The min bak owner woke us up at a quarter to five to climb Ilchulbong at sunrise. Angie slept, I had to go. All the steps were made out of lava rock, almost everything was made out of lava rock. I hiked past a tiny old woman hunched over hobbling up to the rim of the crater with baskets and plastic bags filled with snacks. I found her later sitting at the sunrise viewing platform selling off tiny yoghurts and dixie cups of what might have been the worst freeze dried instant coffee in the world for 2,000 won each. I thought it was even still a small price to pay for her troubles, and I wondered how many mornings she spent having the dark creases of her face softly seared by the sun rising over the rim of the crater.

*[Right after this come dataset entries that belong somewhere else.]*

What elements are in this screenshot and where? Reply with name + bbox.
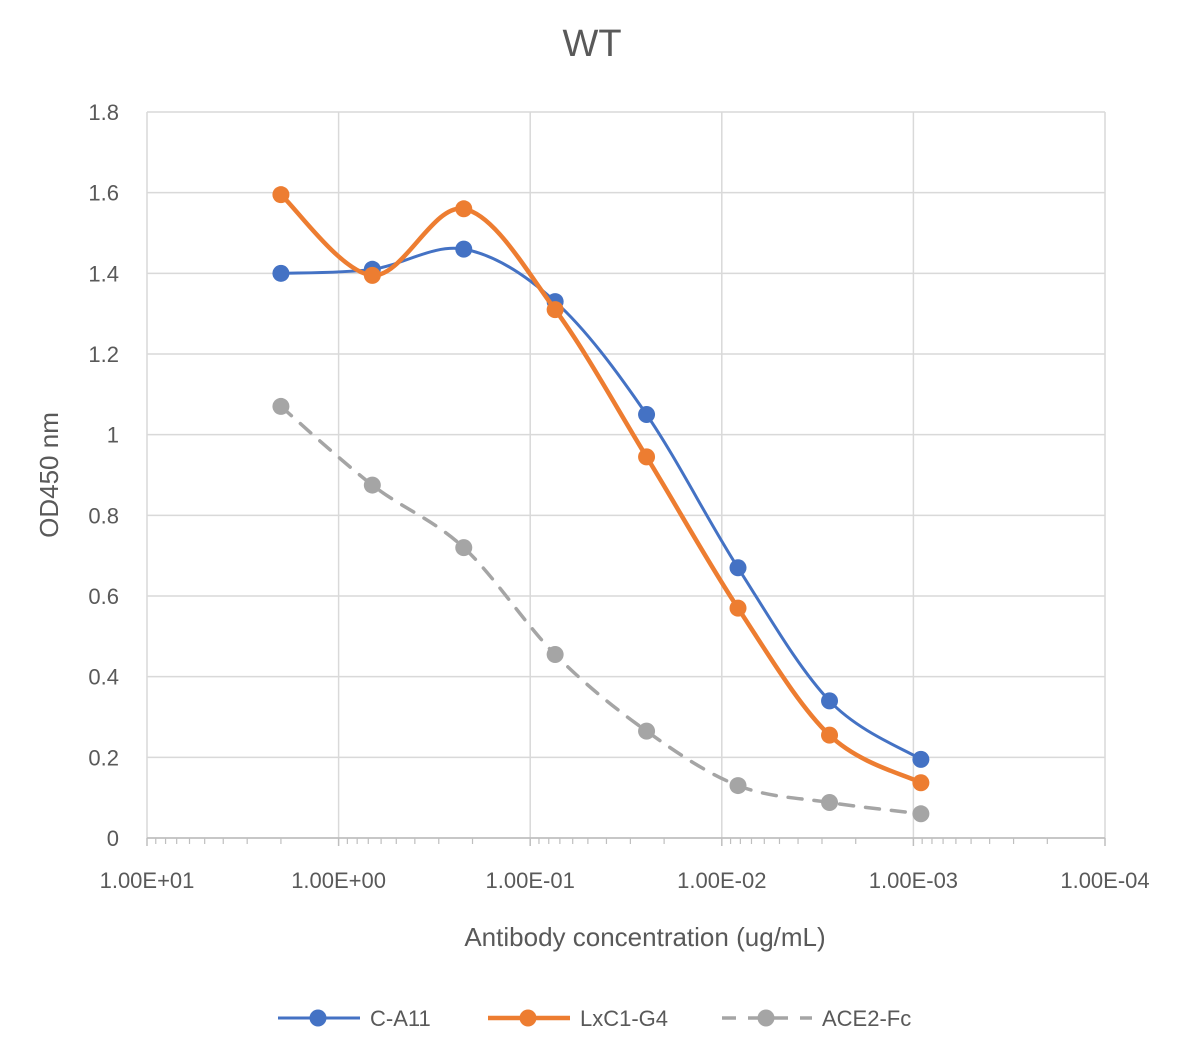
y-tick-label: 1.4 (88, 261, 119, 286)
data-point-lxc1-g4 (729, 599, 747, 617)
y-tick-label: 1 (107, 423, 119, 448)
chart-title: WT (562, 23, 621, 65)
data-point-ace2-fc (912, 805, 930, 823)
y-tick-label: 0.4 (88, 665, 119, 690)
legend-marker-c-a11 (309, 1009, 327, 1027)
legend-label-lxc1-g4: LxC1-G4 (580, 1006, 668, 1031)
data-point-lxc1-g4 (272, 186, 290, 204)
data-point-c-a11 (272, 264, 290, 282)
y-axis-title: OD450 nm (34, 412, 64, 538)
y-tick-label: 0.2 (88, 745, 119, 770)
data-point-ace2-fc (363, 476, 381, 494)
x-tick-label: 1.00E-02 (677, 868, 766, 893)
data-point-ace2-fc (546, 645, 564, 663)
series-c-a11 (272, 240, 930, 768)
data-point-lxc1-g4 (821, 726, 839, 744)
data-point-lxc1-g4 (455, 200, 473, 218)
axes: 0 0.2 0.4 0.6 0.8 1 1.2 1.4 1.6 1.8 1.00E+01 1.00E+… (88, 100, 1149, 893)
data-point-ace2-fc (729, 777, 747, 795)
y-tick-label: 0.8 (88, 503, 119, 528)
legend-item-ace2-fc: ACE2-Fc (722, 1006, 911, 1031)
data-point-c-a11 (729, 559, 747, 577)
series-line-ace2-fc (279, 404, 923, 816)
y-tick-label: 1.6 (88, 181, 119, 206)
legend: C-A11 LxC1-G4 ACE2-Fc (278, 1006, 911, 1031)
x-tick-label: 1.00E-03 (869, 868, 958, 893)
data-point-lxc1-g4 (363, 266, 381, 284)
legend-marker-lxc1-g4 (519, 1009, 537, 1027)
series-ace2-fc (272, 397, 930, 823)
data-point-ace2-fc (638, 722, 656, 740)
data-point-ace2-fc (272, 397, 290, 415)
x-tick-label: 1.00E-01 (486, 868, 575, 893)
data-point-c-a11 (455, 240, 473, 258)
x-tick-label: 1.00E+01 (100, 868, 195, 893)
data-point-ace2-fc (821, 794, 839, 812)
data-point-c-a11 (821, 692, 839, 710)
y-tick-label: 1.8 (88, 100, 119, 125)
data-point-ace2-fc (455, 539, 473, 557)
y-tick-label: 0.6 (88, 584, 119, 609)
x-tick-label: 1.00E+00 (291, 868, 386, 893)
series-line-c-a11 (279, 246, 923, 761)
legend-label-c-a11: C-A11 (370, 1006, 431, 1031)
data-point-lxc1-g4 (912, 774, 930, 792)
data-point-lxc1-g4 (546, 301, 564, 319)
legend-label-ace2-fc: ACE2-Fc (822, 1006, 911, 1031)
data-point-c-a11 (912, 750, 930, 768)
gridlines (146, 111, 1106, 838)
legend-item-c-a11: C-A11 (278, 1006, 431, 1031)
x-tick-label: 1.00E-04 (1060, 868, 1149, 893)
y-tick-label: 0 (107, 826, 119, 851)
x-axis-title: Antibody concentration (ug/mL) (464, 922, 825, 952)
series-lxc1-g4 (272, 186, 930, 792)
series-line-lxc1-g4 (278, 192, 924, 785)
data-point-c-a11 (638, 406, 656, 423)
legend-item-lxc1-g4: LxC1-G4 (488, 1006, 668, 1031)
series (272, 186, 930, 823)
y-tick-label: 1.2 (88, 342, 119, 367)
legend-marker-ace2-fc (757, 1009, 775, 1027)
data-point-lxc1-g4 (638, 448, 656, 466)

I found it was a moral obligation to hop the fence and just book it into the bowl, although at least half of the time I was kind of sketched about getting some fine for being the only person fighting my way, trailess, through the thorny greens and baby bamboo. It was so rad contemplating and getting caught up in everything growing into each other, vines gobbling each other up, so green with spots of red and purple and white and blue. I have to go back here so I can bear the commitment and make it to center of the bowl and see what if feels like to eat an orange out there, at the center.
On the way back to the min bak I bought what might have easily been the most incredible tasting orange I've ever eaten in my life. The necks on the Jeju oranges are impressively long, and that's supposedly how you tell if you've picked a good one or not.